Operation HOPE uses Inspire Change support to encourage economic advancement, serving 37,964 adults and 14,688 youth in 2019. In addition to other programs emphasizing financial literacy and the accessibility of financial wellness, the organization has partnered with two NFL clubs to deliver services in their respective markets. Operation HOPE launched HOPE Inside Santa Clara in partnership with the San Francisco 49ers to extend financial inclusion and economic equality to historically underrepresented communities. In partnership with the Miami Dolphins, the organization has also delivered youth financial dignity programming, emphasizing not just financial literacy but inclusion in Florida.
Vera Institute of Justice has focused Inspire Change funding on the In Our Backyards and Serving Safely initiatives. In Our Backyards works to stop the rise of incarceration in small towns and rural communities, demonstrating how the overuse of jails and prisons in our communities disproportionately and unjustly burdens the poor and communities of color.
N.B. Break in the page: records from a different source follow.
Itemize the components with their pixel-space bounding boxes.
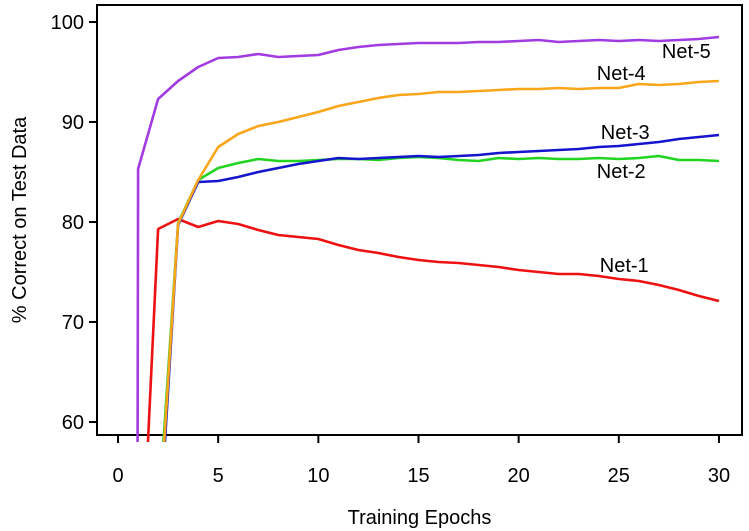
series-line-net-4 bbox=[162, 79, 720, 442]
series-line-net-2 bbox=[162, 154, 720, 442]
x-tick-label: 25 bbox=[608, 465, 630, 487]
series-label-net-1: Net-1 bbox=[600, 255, 649, 277]
y-tick-label: 100 bbox=[51, 12, 84, 34]
y-tick-label: 70 bbox=[62, 312, 84, 334]
x-tick-label: 5 bbox=[213, 465, 224, 487]
series-line-net-5 bbox=[136, 35, 720, 442]
x-tick-label: 0 bbox=[112, 465, 123, 487]
x-tick-label: 15 bbox=[407, 465, 429, 487]
y-tick-label: 90 bbox=[62, 112, 84, 134]
series-line-net-3 bbox=[163, 133, 720, 442]
series-label-net-2: Net-2 bbox=[597, 161, 646, 183]
x-tick-label: 30 bbox=[708, 465, 730, 487]
x-tick-label: 10 bbox=[307, 465, 329, 487]
plot-border bbox=[96, 4, 743, 436]
series-label-net-5: Net-5 bbox=[662, 41, 711, 63]
series-line-net-1 bbox=[146, 217, 720, 442]
y-tick-label: 60 bbox=[62, 412, 84, 434]
y-axis-title: % Correct on Test Data bbox=[9, 116, 31, 323]
series-label-net-3: Net-3 bbox=[601, 122, 650, 144]
x-tick-label: 20 bbox=[508, 465, 530, 487]
series-label-net-4: Net-4 bbox=[597, 63, 646, 85]
y-tick-label: 80 bbox=[62, 212, 84, 234]
x-axis-title: Training Epochs bbox=[348, 507, 492, 529]
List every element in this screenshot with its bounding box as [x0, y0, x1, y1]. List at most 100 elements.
As part of this initiative, Vera organized a visit to Broome and Tompkins counties in rural New York state with Michael Thomas and Antoine Bethea from the New York Giants, the third in a series of educational collaborations, to speak with people most impacted by jail incarceration about what would bring real safety and justice to their county. Through Serving Safely, Vera has developed and advanced research that drives a national conversation about the role of police by examining alternatives to enforcement; providing tools that empower communities; directing people to resources outside the criminal justice system; and facilitating police-community collaborations.
VOTE NOLA continues its efforts to educate and protect the voting rights of the incarcerated and formerly incarcerated. Amidst the COVID-19 pandemic, VOTE provided 10,000 N95 masks to individuals inside Louisiana prisons and jails.